Since I'm a .net developer following is the java-script representation of determining the longest TLD currently available.this will return the length of the longest TLD which you would be able to use in your RegEx.

please try the following Code Snippet

function getTLD() {
    var length = 0;
    var longest;
    var request = new XMLHttpRequest();

    request.open('GET', 'http://data.iana.org/TLD/tlds-alpha-by-domain.txt', true);
    request.send(null);
    request.onreadystatechange = function () {
        if (request.readyState === 4 && request.status === 200) {
            var type = request.getResponseHeader('Content-Type');
            if (type.indexOf("text") !== 1) {
                var tldArr = request.responseText.split('\n'); 
                tldArr.splice(0, 1);

                for (var i = 0; i < tldArr.length; i++) {
                    if (tldArr[i].length > length) {
                        length = tldArr[i].length;
                        longest = tldArr[i];
                    }
                } 

                console.log("Longest >> " + longest + " >> " + length);
                return length;
            }
        }
    }
}

<button onclick="getTLD()">Get TLD</button>

Longest TLD up to date is .xn--vermgensberatung-pwb, at 24 characters in Punycode and 17 when decoded [vermögensberatung]. With no Punycode it would be .northwesternmutual or .travelersinsurance both at 18 characters.
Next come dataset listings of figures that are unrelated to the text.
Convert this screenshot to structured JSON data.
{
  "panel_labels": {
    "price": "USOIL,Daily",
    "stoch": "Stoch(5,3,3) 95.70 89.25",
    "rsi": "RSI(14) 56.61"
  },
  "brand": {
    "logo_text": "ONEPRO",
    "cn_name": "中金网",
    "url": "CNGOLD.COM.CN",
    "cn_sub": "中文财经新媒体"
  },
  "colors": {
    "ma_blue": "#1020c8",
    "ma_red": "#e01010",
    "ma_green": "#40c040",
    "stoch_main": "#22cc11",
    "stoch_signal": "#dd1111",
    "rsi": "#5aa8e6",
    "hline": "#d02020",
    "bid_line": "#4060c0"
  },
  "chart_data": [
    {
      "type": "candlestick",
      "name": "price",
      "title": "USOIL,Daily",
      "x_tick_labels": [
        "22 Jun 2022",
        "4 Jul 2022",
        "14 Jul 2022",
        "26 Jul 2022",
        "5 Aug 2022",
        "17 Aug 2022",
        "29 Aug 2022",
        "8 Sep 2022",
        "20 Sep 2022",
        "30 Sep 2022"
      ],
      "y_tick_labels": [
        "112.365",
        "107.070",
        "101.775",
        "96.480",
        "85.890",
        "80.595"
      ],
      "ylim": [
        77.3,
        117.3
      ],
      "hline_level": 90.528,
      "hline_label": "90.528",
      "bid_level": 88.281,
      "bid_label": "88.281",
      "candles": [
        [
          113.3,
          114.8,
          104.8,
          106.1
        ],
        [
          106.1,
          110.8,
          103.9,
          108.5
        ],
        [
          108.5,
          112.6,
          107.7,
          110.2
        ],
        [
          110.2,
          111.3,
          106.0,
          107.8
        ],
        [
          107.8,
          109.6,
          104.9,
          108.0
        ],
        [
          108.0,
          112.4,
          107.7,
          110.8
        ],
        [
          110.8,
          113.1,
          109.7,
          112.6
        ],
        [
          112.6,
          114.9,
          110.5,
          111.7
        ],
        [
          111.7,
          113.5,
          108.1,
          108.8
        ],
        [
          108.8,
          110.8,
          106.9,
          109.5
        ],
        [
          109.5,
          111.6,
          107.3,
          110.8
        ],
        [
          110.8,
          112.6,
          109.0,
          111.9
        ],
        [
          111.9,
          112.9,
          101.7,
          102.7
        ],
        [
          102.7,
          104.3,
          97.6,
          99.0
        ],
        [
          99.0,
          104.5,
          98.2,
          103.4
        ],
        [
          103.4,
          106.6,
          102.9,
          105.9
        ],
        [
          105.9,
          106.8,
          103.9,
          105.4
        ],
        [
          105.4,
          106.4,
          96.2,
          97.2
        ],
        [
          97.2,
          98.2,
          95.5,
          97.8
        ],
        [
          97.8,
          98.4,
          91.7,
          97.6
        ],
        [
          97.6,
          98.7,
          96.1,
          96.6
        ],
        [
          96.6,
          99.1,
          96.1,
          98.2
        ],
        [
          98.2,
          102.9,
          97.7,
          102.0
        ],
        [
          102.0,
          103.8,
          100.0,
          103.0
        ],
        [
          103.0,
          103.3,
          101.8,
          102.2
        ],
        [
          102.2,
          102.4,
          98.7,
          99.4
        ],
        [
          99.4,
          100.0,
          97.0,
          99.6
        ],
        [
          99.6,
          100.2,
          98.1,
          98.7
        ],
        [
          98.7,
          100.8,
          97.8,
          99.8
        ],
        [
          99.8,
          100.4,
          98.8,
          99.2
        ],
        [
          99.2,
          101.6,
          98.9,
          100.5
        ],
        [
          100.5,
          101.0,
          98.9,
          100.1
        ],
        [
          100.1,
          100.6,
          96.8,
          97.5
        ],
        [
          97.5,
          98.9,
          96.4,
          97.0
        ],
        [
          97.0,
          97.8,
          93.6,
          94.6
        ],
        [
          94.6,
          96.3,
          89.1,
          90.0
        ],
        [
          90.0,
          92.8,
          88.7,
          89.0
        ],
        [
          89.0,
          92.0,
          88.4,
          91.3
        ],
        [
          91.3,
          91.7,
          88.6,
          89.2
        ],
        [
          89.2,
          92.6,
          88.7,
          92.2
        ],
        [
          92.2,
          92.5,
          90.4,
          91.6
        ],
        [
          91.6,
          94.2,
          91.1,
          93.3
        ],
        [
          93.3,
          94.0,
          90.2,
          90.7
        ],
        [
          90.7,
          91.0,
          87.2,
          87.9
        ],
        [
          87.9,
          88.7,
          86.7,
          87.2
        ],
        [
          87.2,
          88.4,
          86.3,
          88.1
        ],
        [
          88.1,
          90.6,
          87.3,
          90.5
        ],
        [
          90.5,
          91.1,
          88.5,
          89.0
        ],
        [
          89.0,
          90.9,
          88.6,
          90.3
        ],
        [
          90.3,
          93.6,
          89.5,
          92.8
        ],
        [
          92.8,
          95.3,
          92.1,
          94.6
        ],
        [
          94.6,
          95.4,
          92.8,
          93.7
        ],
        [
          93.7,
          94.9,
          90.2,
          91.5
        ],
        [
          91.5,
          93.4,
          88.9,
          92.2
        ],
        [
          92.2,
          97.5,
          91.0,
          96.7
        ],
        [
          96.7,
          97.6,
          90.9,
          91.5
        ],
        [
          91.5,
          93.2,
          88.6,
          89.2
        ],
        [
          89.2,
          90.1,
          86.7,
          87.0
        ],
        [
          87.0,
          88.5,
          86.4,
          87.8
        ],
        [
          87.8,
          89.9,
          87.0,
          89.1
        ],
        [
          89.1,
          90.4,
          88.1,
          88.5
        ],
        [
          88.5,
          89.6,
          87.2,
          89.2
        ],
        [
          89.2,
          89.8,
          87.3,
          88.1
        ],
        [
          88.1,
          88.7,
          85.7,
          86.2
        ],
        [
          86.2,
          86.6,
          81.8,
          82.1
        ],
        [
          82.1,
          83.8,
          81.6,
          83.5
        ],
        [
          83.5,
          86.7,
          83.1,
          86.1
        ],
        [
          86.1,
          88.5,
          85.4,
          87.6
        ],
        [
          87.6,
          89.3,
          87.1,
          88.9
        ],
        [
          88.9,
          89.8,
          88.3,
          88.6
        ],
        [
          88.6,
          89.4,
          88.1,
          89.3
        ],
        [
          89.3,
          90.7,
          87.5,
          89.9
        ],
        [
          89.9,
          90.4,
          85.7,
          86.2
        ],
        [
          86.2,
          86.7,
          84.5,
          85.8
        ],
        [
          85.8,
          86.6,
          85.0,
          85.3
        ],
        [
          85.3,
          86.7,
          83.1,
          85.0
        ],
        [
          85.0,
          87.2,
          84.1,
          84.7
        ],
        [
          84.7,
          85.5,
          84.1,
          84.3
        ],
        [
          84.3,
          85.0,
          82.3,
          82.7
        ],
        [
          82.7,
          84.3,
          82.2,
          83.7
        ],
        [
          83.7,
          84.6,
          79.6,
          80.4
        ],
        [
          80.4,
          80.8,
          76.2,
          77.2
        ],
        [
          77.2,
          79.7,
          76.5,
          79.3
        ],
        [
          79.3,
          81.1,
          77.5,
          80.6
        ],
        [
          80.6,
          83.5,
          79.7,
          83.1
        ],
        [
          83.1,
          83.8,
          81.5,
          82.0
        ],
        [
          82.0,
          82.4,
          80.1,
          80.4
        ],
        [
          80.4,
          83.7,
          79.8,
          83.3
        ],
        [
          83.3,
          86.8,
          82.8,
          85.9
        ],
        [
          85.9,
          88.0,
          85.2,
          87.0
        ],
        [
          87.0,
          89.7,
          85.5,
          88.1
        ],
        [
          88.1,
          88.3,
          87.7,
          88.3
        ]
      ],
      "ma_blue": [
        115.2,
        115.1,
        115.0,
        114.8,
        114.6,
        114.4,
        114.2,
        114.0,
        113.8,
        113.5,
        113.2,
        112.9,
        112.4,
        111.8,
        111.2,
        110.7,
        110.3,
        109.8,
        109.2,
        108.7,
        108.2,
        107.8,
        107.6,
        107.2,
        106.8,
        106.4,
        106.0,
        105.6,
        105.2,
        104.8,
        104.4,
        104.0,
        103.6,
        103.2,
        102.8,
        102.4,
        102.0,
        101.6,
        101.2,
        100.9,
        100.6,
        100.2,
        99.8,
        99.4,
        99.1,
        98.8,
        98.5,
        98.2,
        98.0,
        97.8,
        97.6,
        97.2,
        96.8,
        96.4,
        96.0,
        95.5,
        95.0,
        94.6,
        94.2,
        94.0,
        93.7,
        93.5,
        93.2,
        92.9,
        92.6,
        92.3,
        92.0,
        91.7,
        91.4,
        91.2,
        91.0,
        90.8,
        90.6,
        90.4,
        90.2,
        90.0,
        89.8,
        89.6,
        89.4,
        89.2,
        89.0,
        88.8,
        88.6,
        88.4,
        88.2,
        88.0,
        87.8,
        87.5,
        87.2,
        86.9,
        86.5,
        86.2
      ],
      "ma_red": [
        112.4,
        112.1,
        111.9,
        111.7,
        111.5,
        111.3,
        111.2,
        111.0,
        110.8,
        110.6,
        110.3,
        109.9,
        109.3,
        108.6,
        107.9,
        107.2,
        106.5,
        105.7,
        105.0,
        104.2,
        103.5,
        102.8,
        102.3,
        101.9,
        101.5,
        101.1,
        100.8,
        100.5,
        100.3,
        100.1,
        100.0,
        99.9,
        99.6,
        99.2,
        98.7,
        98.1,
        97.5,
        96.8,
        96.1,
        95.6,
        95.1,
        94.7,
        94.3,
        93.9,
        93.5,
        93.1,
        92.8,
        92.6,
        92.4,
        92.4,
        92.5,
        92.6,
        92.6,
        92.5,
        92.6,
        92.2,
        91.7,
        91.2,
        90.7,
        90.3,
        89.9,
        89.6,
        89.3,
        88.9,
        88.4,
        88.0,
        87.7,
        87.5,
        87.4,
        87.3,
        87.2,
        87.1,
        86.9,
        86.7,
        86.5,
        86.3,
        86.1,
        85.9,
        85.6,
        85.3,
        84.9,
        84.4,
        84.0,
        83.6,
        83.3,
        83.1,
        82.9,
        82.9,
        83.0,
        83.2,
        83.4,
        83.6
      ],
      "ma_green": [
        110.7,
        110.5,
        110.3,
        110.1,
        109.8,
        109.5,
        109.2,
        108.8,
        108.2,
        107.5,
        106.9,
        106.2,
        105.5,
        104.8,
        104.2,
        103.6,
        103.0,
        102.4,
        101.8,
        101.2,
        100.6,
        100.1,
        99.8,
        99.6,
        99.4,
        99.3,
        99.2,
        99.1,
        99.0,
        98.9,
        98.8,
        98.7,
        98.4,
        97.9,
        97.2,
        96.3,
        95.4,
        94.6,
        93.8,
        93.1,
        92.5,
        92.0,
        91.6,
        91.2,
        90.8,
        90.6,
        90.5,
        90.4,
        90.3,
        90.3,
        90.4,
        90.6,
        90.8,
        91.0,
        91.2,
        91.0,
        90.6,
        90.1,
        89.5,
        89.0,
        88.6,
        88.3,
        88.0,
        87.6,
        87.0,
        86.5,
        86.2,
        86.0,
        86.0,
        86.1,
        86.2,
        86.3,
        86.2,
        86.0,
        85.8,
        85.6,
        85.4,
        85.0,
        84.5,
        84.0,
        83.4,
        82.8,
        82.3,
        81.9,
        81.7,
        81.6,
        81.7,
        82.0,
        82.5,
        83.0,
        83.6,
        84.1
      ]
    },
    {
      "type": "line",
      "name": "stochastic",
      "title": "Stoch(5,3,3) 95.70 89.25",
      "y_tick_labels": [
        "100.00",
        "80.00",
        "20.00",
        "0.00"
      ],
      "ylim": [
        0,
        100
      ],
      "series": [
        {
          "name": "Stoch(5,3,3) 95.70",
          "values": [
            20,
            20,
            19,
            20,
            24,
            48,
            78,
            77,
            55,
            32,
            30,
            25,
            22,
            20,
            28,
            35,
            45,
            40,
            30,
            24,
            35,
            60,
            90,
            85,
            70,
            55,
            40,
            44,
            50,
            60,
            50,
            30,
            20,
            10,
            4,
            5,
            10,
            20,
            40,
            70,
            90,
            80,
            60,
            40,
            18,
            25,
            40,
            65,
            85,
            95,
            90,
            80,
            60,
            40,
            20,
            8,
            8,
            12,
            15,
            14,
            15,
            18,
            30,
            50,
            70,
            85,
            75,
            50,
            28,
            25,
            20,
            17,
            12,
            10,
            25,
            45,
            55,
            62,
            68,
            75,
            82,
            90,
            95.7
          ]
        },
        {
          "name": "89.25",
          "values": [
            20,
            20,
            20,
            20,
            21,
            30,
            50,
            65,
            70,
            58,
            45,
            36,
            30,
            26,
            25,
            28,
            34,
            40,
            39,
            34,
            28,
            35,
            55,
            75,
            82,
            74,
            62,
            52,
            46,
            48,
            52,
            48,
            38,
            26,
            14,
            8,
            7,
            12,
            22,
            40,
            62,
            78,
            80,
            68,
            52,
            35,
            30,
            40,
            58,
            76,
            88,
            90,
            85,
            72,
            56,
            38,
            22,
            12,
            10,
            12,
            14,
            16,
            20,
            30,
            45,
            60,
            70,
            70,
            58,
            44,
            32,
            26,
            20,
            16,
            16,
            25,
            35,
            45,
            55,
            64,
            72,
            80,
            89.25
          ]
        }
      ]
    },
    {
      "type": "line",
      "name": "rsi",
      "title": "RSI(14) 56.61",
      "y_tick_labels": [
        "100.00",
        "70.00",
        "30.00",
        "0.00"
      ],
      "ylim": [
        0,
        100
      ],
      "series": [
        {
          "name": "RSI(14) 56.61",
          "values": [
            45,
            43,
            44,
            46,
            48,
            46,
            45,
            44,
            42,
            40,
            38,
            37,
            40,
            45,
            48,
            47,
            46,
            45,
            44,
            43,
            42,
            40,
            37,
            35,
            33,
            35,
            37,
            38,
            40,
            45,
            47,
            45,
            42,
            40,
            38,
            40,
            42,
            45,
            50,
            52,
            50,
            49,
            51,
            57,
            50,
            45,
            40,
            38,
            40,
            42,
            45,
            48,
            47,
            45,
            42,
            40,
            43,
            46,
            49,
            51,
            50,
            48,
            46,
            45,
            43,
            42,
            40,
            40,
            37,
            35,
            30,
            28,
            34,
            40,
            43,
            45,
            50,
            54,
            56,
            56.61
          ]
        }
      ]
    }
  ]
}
However, a domain name, the thing that goes before an TLD, can be up to 63 characters long, as seen here: http://www.thelongestdomainnameintheworldandthensomeandthensomemoreandmore.com

This is PHP code to get up-to-date vertical bar separated UTF-8 TLDs list to be used directly in a regular expression:

<?php 
  function getTLDs($separator){
    $tlds=file('http://data.iana.org/TLD/tlds-alpha-by-domain.txt');
    array_shift($tlds); // remove heading comment
    usort($tlds,function($a,$b){ return strlen($b)-strlen($a); }); // sort from longest to shortest
    return implode($separator,array_map(function($e){ return idn_to_utf8(trim(strtolower($e))); },$tlds));
  }
  echo getTLDs('|');
?>

To match a host name you could use it like this:

$tlds=getTLDs('|');
if (preg_match("{([\da-z\.-]+)\.($tlds)}u",$address)) {
  ..
}

A TLD can be any length at all. New TLDs happen all the time. In the future there will be more TLDs not regulated by the entity currently regulating the majority of TLDs. We also won't use email in the future as we presently do. That said:

You don't need to validate an email address ever. If you want to slow people down and have an idea as to whether they're actually human, include a CAPTCHA. If you need to confirm working email, send an email with a validation link they can open. If you aren't throttling submissions of things that can generate things like emails being sent for verification, it won't matter whether you're confirming the address is technically valid anyway, it will be abused at that point regardless.